What if there is no fixed version available?

If no fix exists, evaluate workaround options: disable the vulnerable feature if it’s optional, add input validation or sanitization to prevent exploitation, configure a WAF rule to block exploit attempts, or isolate the vulnerable service in a restricted network segment. If none of these are feasible, document the accepted risk with business approval. Monitor for a fix release and subscribe to the package’s security advisories. If the dependency is unmaintained, consider replacing it with an alternative.

Should I upgrade a dependency in production without testing?
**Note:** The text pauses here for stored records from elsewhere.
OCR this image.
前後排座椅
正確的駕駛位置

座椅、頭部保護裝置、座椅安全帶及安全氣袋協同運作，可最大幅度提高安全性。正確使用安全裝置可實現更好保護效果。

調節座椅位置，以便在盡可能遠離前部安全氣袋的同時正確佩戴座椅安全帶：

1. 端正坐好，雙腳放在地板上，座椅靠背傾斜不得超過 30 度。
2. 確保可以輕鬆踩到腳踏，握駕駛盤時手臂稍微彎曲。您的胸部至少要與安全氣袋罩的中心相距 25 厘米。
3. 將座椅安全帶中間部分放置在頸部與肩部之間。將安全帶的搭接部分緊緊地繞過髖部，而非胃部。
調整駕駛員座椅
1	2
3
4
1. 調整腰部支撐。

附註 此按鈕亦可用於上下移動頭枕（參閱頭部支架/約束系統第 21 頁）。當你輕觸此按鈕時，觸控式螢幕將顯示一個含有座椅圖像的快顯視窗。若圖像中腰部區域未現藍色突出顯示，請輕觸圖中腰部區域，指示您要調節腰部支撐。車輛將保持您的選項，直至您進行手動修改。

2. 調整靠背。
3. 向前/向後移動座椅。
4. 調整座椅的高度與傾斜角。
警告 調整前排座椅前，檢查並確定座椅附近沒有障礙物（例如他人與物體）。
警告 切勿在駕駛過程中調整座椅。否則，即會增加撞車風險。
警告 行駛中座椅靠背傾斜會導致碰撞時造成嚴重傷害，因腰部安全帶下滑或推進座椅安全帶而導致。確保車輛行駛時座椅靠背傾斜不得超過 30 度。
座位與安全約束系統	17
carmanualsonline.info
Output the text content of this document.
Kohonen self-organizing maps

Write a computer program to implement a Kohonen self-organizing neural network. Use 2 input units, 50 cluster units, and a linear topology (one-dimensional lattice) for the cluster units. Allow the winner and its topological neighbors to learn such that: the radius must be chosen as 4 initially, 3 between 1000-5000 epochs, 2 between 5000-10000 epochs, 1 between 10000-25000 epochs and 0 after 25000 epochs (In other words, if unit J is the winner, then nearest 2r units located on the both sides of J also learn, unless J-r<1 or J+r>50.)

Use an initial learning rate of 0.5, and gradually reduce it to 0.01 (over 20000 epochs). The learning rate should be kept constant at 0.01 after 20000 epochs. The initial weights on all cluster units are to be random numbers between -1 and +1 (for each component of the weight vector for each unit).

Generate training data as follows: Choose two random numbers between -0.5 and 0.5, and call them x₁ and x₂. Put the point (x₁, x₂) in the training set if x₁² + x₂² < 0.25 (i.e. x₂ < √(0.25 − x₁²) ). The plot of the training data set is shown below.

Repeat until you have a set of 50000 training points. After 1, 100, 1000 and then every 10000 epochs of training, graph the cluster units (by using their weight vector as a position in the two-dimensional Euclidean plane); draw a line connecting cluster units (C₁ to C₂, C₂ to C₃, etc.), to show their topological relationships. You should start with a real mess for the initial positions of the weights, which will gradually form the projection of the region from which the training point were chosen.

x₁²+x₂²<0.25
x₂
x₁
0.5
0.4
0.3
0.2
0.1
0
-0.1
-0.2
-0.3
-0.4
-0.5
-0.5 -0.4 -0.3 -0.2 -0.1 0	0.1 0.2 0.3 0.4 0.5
Never deploy a dependency upgrade directly to production without testing. Even patch-level upgrades can introduce breaking changes, regressions, or new vulnerabilities. Always run the full test suite, deploy to staging first, and monitor for errors. For critical vulnerabilities requiring immediate action, use a canary deployment — route 5% of traffic to the patched version, monitor for 15 minutes, then roll out to 100% if no errors appear.

How do I handle transitive dependency vulnerabilities?

Transitive dependencies (dependencies of your direct dependencies) are harder to fix because you don’t control their versions. Options: upgrade the direct dependency to a version that uses the fixed transitive dependency, override the transitive dependency version explicitly (Maven dependencyManagement, npm overrides, pip constraints), or replace the direct dependency with an alternative that doesn’t have the vulnerable transitive dependency. Use npm audit --fix or snyk fix for automated remediation where possible.

What is the difference between CVSS and EPSS?

CVSS (Common Vulnerability Scoring System) measures the severity of a vulnerability — how bad it would be if exploited. EPSS (Exploit Prediction Scoring System) measures the likelihood that a vulnerability will be exploited in the next 30 days. A vulnerability can have a high CVSS score (severe if exploited) but a low EPSS score (unlikely to be exploited). Use both together: prioritize vulnerabilities with high CVSS and high EPSS first. A CVSS 9.8 with EPSS 0.01 is lower priority than a CVSS 7.5 with EPSS 0.95.